Günümüzde işportada satılan en ucuz giysilerde bile üzerinde İngilizce yazılar olmayanını bulamıyoruz. Çocuklarımız için üzerinde böyle yazılar olmayan okul çantası, bir okul eşyası yok. O yazıların anlamını kullananların büyük çoğunluğu bilmiyor. Ben kahvehanede kâğıt oynayan, sakallı, bıyıklı bir adamın göğsünde “Kocamı seviyorum.” anlamında “I love my husbant.” yazdığını gördüm. Hiçbir taklit, aslı kadar itibarlı değildir. Çoğu zaman komiktir. Güldürü ustaları böyle taklitlerden yararlanırlar. Dolayısıyla bir İngiliz torunlarımızı gördüğünde bıyık altından güler.
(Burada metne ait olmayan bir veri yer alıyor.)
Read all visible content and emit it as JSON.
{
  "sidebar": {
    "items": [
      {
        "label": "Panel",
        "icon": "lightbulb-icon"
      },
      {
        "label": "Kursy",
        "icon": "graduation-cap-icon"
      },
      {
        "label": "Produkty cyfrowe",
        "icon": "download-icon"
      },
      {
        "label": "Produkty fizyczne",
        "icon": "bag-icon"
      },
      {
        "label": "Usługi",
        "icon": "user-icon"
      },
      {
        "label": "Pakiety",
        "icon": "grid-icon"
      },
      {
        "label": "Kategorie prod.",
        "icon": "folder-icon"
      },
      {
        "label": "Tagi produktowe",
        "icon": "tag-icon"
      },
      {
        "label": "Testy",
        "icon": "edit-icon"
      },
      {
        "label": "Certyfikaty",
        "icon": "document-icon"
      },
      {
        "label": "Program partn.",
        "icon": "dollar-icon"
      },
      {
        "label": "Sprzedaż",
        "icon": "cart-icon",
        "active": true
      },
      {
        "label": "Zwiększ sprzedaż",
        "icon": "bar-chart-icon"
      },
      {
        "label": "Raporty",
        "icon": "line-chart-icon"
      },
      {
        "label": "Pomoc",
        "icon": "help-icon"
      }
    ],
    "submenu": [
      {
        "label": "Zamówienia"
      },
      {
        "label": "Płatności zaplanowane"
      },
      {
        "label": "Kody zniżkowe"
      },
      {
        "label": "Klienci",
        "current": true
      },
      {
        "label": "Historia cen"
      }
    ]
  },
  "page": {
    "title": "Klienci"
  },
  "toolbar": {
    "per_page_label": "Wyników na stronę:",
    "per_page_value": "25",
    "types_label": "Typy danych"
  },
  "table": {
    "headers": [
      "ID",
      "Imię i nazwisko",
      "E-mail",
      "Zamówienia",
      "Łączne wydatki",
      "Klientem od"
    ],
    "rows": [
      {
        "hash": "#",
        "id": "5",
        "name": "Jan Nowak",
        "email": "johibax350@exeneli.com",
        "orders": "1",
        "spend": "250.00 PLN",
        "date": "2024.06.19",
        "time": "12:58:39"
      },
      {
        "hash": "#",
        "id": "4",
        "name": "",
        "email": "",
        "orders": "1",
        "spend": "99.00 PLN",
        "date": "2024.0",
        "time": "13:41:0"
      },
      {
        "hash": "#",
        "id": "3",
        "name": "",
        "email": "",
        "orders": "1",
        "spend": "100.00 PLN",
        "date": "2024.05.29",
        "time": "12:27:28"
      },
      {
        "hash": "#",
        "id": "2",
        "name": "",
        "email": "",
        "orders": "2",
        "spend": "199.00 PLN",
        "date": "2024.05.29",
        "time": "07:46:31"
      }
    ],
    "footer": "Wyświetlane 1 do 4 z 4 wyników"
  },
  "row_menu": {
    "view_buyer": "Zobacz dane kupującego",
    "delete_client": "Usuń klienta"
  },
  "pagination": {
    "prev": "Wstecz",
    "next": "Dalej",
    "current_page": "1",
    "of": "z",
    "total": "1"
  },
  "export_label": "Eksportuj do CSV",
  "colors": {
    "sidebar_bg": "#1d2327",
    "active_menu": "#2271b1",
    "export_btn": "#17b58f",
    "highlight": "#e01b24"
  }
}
Şu anda dünyada baskın kültür Amerikan kültürü. Dolayısıyla dilde moda, İngilizce sözcük kullanmak. Muhafazakâr Türkler böyle yabancılaşmaların karşısındadır. Ancak gelin görün ki, o muhafazakârların pek çoğu çelişki içinde iş yerine, sattığı şeylere İngilizce adlar koymayı; bir yerlerden duyduğu İngilizce bir sözcüğü vara yoğa her fırsatta kullanmayı yeğliyor.
Üç beş bin nüfuslu belde ve kasabalarda, muhafazakârlığıyla tanınan kentlerde bile iş yeri tabelalarında Türkçe sözcükleri Fransız imlâsıyla yazma, İngilizce sözcük kullanma merakı git gide yaygınlaşıyor.
Hani o tabelaları yazdıran iş yeri sahipleri çat pat da olsa yabancı dil bilseler içim yanmaz. Diline, kültürüne ihanetin nedenini anlamaya çalışıyor, tek bir cevap buluyorum. Ancak bulduğum hiç de yenilir yutulur şey değil.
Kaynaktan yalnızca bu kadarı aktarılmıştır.